Addio è un libro in cui la forza stilistica, sinuosa e umorale, dello scrittore si unisce allo studio e alla meticolosa ricerca delle informazioni necessarie al suo affresco; un libro in cui la passione e lo scrupolo agiscono in contrappunto continuo, la letteratura e l’impegno sociale si alleano in vista di un obiettivo ambizioso e centrato. Bacu Abis, Fluminimaggiore, Buggerru, Montevecchio, il borgo fantasma di Ingurtosu, un tempo, quando il carbone veniva imbarcato sulla vicina spiaggia di Piscinas in direzione di Carloforte, abitato da 10000 persone.
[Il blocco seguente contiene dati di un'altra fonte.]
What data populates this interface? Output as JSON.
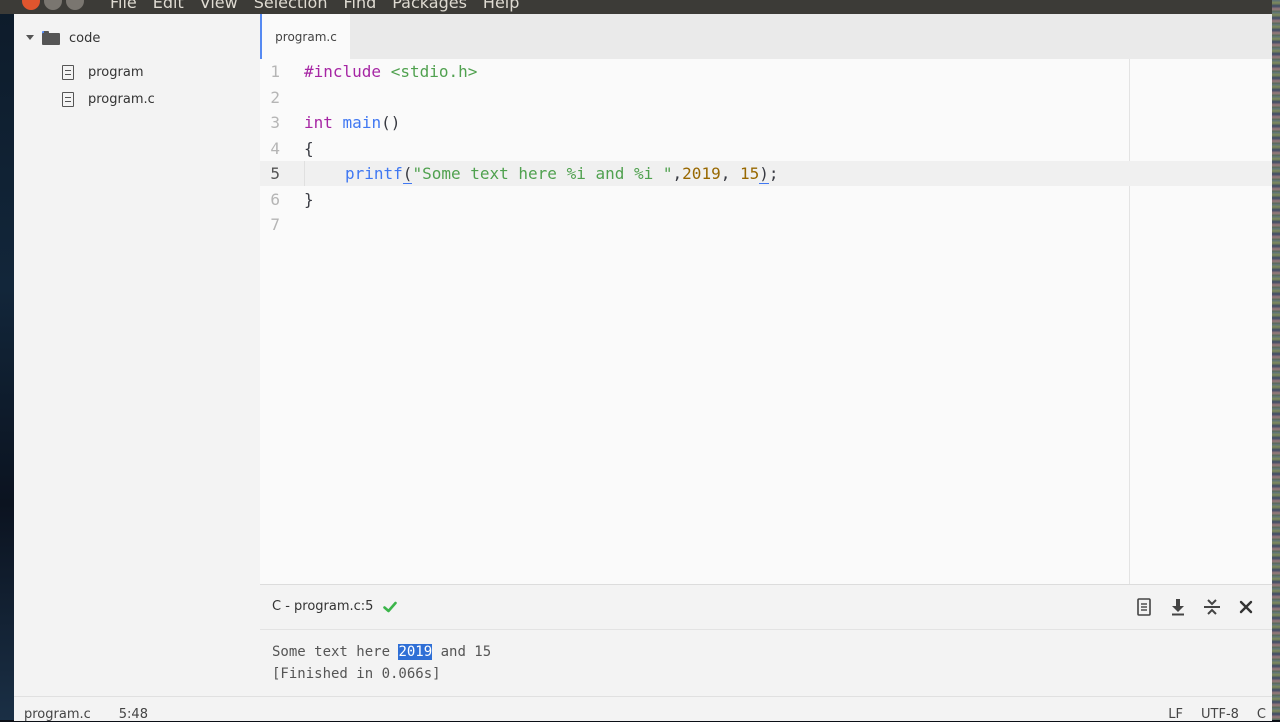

Sono tutti luoghi in cui si moltiplicano gli incontri con testimoni e reduci sconfortati, irati, malinconici, il cui lamento mantiene sempre e comunque la dignità e la fierezza dell’appartenenza lontana a una stirpe coriacea, solidale, allenata alla concreta asprezza del vivere. Delle miniere e della discesa nei visceri della terra apprendiamo poi un aspetto iniziatico, quella mistica del sottosuolo che ci introduce alla zona del sacro; e atale proposito viene ricordato Mircea Eliade e i sacrifici apotropaici praticati in Africa prima di scavare i pozzi per l’acqua. Anche molti autori, classici e contemporanei, che si sono occupati di miniere e minatori trovano posto nel diramarsi eclettico delle pagine di Addio: Zola, Orwell, Levi, Vittorini, fino al romanzo neoverista Terra del carbone dell’ingegnere Valerio Tonini o alla narrazione corale di Sergio Atzeni Il figlio di Bakunin. Nella complessa indagine di questo “romanzo sulla fine del lavoro”, come suona il sottotitolo, rientrano interviste a medici, che relazionano circa la crescita delle patologie in una zona in attesa di adeguate bonifiche, a operai che fondano nel cuore delle fabbriche gruppi ribelli di rock metalmeccanico, a conduttori di radio locali che danno voce al malcontento, a sindaci e sindacalisti. Fino all’imprevisto salto finale all’estremo nord dell’Europa, in Islanda, dove Ferracuti va a scoprire i devastanti misfatti dell’Alcoa, la multinazionale americana che è stata la principale responsabile del disastro sardo, e che, complice l’italiana Impregilo, ha devastato con un’immensa diga 3000 chilometri quadrati di paesaggio incontaminato per portare energia a una fonderia per la produzione di alluminio cui è consentito, in deroga al protocollo di Kyoto, di inquinare più che nel resto Europa.